Visualize: This tab can be used to visualise the result. It displays a scatter plot for every attribute.

Figure 3: Classification using Weka

Figure 4: Weka Experimental environment

The components of Experimenter

The Experimenter option available in Weka enables the user to perform some experiments on the data set by choosing different algorithms and analysing the output. It has the following components.

Setup: The first one is to set up the data sets, algorithms output destination, etc. Figure 4 shows an example of comparing the J4.8 decision tree with ZeroR on the IRIS data set. We can add more data sets and compare the outcome using more algorithms, if required.

Run: You can use this tab to run the experiment.

Figure 5: Analysis of the experiment

Analyse: This tab can be used to analyse the result. The output of the analysis of the previous experiment is shown in Figure 5. It shows that accuracy using J4.8 is 94.7 per cent and using Zero R is 33.33 per cent. At the bottom of the columns, there is a comparison of the number of times the second algorithm performed better than, the same as, or worse than the first algorithm. In this case, Algorithm 2 is worse than Algorithm 1, on one occasion. The output of the analyser can also be saved.

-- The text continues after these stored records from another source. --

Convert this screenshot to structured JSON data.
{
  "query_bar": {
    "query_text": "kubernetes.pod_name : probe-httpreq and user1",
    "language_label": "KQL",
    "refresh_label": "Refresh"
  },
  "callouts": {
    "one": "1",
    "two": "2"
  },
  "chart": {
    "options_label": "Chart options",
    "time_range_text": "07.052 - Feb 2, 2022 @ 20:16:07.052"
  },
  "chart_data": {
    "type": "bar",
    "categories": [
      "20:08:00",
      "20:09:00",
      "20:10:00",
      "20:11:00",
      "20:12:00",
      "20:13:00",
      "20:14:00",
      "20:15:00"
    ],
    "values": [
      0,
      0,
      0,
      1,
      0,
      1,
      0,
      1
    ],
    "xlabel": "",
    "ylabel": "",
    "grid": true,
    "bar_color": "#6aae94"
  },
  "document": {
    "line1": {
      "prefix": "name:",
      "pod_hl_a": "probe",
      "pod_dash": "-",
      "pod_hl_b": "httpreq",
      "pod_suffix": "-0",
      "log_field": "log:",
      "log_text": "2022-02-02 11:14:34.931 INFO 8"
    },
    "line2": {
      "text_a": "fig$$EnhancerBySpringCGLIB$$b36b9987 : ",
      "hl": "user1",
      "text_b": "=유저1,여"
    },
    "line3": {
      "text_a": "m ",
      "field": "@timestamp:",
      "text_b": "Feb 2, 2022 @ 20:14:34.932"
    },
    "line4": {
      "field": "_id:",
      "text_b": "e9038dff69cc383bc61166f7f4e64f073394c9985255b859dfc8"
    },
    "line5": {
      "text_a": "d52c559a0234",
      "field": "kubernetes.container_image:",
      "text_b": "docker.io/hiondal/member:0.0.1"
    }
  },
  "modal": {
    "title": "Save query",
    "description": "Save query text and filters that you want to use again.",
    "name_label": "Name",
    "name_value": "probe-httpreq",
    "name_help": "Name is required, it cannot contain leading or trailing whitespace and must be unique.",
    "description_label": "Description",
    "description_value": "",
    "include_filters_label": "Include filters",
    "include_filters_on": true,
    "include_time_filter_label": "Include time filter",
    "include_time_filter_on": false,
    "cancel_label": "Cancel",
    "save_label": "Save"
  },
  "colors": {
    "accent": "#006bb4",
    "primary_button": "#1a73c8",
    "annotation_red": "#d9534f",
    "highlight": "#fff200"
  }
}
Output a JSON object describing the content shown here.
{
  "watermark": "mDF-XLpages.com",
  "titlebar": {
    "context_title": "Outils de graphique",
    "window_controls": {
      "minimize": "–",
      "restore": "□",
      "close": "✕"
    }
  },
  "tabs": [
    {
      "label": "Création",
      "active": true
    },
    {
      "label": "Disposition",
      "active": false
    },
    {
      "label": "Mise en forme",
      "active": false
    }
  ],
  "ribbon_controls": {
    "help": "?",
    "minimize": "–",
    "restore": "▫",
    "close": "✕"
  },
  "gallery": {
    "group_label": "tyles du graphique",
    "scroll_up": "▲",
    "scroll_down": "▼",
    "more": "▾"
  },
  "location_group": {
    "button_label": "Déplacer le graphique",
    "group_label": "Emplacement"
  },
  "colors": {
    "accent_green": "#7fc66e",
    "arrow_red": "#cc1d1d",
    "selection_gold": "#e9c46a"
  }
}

Weka can be seamlessly used with Java applications as well, just by calling the Java APIs, without writing the machine learning code. Weka for Big Data is still in the evolving phase. The latest distribution of Weka — 3.9.1 — sometimes gives a heap size error in the standard settings. That can be rectified by increasing the memory settings of Weka.

Weka provides a very interactive interface for building and testing various machine learning based models. Although there are many machine learning tools available, Weka facilitates quick learning when its powerful GUI is used. Its Experimental tab helps to choose the appropriate machine learning technique.